FLAME Y CITRON

Héroes, fieras y carniceros

Título Original: FLAMMEN & CITRONEN Dirección: Ole Christian MadsenIntérpretes: Thure Lindhardt, Mads Mikkelsen, Stine Stengade, Christian Berkel, Hanns Zischler, Peter Mygind, Lars Mikkelsen y Flemming Enevold Nacionalidad: Dinamarca y Alemania. 2008 Duración: 130 minutos ESTRENO: Enero 09
La suerte de una película, o sea esa sensación final que queda en la retina del público, depende de sus últimos metros. Los últimos metros de Flame y Citron desembocan en un extrañamiento, no tanto por ese tono épico a medio camino entre Leone y Peckinpah pasado por el úrmix de Dos hombres y un destino, sino por los ecos finales del proceder de todos los personajes que les sobreviven y les acompañan. La cuestión es que, enfrentarse a una película como ésta, conlleva una complejidad desterrada del cine de Hollywood y con ella se deja indefenso al espectador enfrentado a un problema moral: ¿dónde reside la culpa?
Flame y Citron esculpe un monumento en hielo a dos héroes de la resistencia danesa durante el paseo nazi por el reino de Dinamarca. Su director, Ole Christian Madsen, antiguo combatiente de la mal comprendida y peor tratada escaramuza Dogma, hunde el escalpelo cinematográfico en las ruinas de una historia que, 65 años después, todavía incomoda. Como el Verhoeven de El libro negro, Madsen revisa la Historia con la espada desenvainada. Lejos del tono folletinesco y cínico del cineasta de Delicias turcas, aquí se adopta la solemne distancia del Tavernier de el Capitán Conan. Todo empieza y todo termina con una evocación, la del 9 de abril en el que las tropas de Hitler se pasearon por Copenhague; un día de sorpresa porque esa mañana, al paso de la oca de los soldados alemanes, miles de nazis daneses salieron de su escondite. Durante dos horas largas, Flame y Citron se dedica a hurgar y radiografiar ese escondite en el que se alberga lo peor de la condición humana. Durante dos horas que se hacen tan incómodas como inquietantes, Madsen muestra esa deriva por la que el héroe deviene en carnicero y el carnicero se convierte en fiera.

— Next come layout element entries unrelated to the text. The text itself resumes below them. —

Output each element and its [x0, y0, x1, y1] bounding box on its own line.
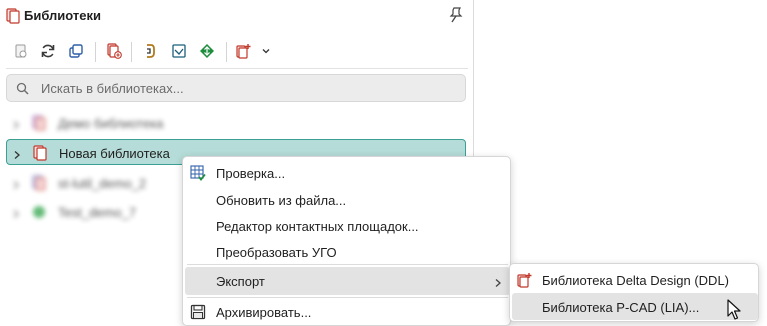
menu-item-label: Преобразовать УГО	[216, 245, 337, 260]
toolbar	[0, 36, 474, 68]
library-icon	[6, 8, 20, 27]
menu-item-convert-symbol[interactable]: Преобразовать УГО	[185, 238, 510, 266]
check-table-icon	[190, 165, 206, 181]
library-icon	[31, 115, 47, 131]
refresh-icon[interactable]	[39, 42, 57, 60]
toolbar-separator	[226, 42, 227, 62]
search-box[interactable]	[6, 74, 466, 102]
chevron-right-icon	[494, 276, 502, 287]
chevron-down-icon[interactable]	[257, 42, 275, 60]
archive-icon	[190, 304, 206, 320]
submenu-item-delta-design-ddl[interactable]: Библиотека Delta Design (DDL)	[512, 266, 758, 293]
search-input[interactable]	[41, 79, 451, 97]
chevron-right-icon[interactable]	[11, 178, 21, 189]
library-icon	[31, 204, 47, 220]
export-submenu: Библиотека Delta Design (DDL) Библиотека…	[509, 263, 759, 322]
chevron-right-icon[interactable]	[11, 118, 21, 129]
toolbar-separator	[95, 42, 96, 62]
menu-item-export[interactable]: Экспорт	[185, 267, 510, 295]
chevron-right-icon[interactable]	[11, 207, 21, 218]
menu-separator	[187, 264, 508, 265]
tree-item[interactable]: Демо библиотека	[6, 110, 466, 136]
tree-item-label: st-lutil_demo_2	[58, 176, 147, 191]
footprint-icon[interactable]	[198, 42, 216, 60]
menu-item-check[interactable]: Проверка...	[185, 159, 510, 187]
add-library-icon[interactable]	[105, 42, 123, 60]
menu-item-pad-editor[interactable]: Редактор контактных площадок...	[185, 212, 510, 240]
menu-item-update-from-file[interactable]: Обновить из файла...	[185, 186, 510, 214]
toolbar-divider	[6, 68, 468, 69]
export-library-icon[interactable]	[235, 42, 253, 60]
toolbar-separator	[131, 42, 132, 62]
panel-header: Библиотеки	[0, 0, 474, 32]
tree-item-label: Test_demo_7	[58, 205, 137, 220]
search-icon	[16, 82, 29, 98]
menu-item-label: Редактор контактных площадок...	[216, 219, 419, 234]
panel-title: Библиотеки	[24, 8, 102, 23]
library-icon	[32, 145, 48, 161]
context-menu: Проверка... Обновить из файла... Редакто…	[182, 156, 511, 326]
menu-item-label: Проверка...	[216, 166, 286, 181]
copy-icon[interactable]	[67, 42, 85, 60]
pin-icon[interactable]	[449, 7, 463, 23]
library-export-icon	[517, 272, 533, 288]
menu-item-label: Экспорт	[216, 274, 265, 289]
symbol-icon[interactable]	[170, 42, 188, 60]
tree-item-label: Демо библиотека	[58, 116, 164, 131]
library-icon	[31, 175, 47, 191]
menu-item-archive[interactable]: Архивировать...	[185, 298, 510, 326]
menu-item-label: Архивировать...	[216, 305, 312, 320]
submenu-item-pcad-lia[interactable]: Библиотека P-CAD (LIA)...	[512, 293, 758, 320]
open-file-icon[interactable]	[12, 42, 30, 60]
mouse-cursor-icon	[727, 299, 741, 321]
tree-item-label: Новая библиотека	[59, 146, 170, 161]
menu-item-label: Обновить из файла...	[216, 193, 347, 208]
submenu-item-label: Библиотека Delta Design (DDL)	[542, 273, 730, 288]
submenu-item-label: Библиотека P-CAD (LIA)...	[542, 300, 700, 315]
component-icon[interactable]	[141, 42, 159, 60]
chevron-right-icon[interactable]	[12, 148, 22, 159]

Tras la segunda guerra mundial, el mundo dejó de creer en los héroes y Flame y Citron muestra cómo y por qué. De hecho, en los intersticios de este complejo filme de recovecos cortantes y de personajes heridos, todo adquiere el aspecto de una gran pantomima trágica. Todo se llena de barro y sangre, de traición y doble juego,… todo menos la implacable maestría de dos matadores víctimas de una comprobación: ser héroe, cuesta la vida.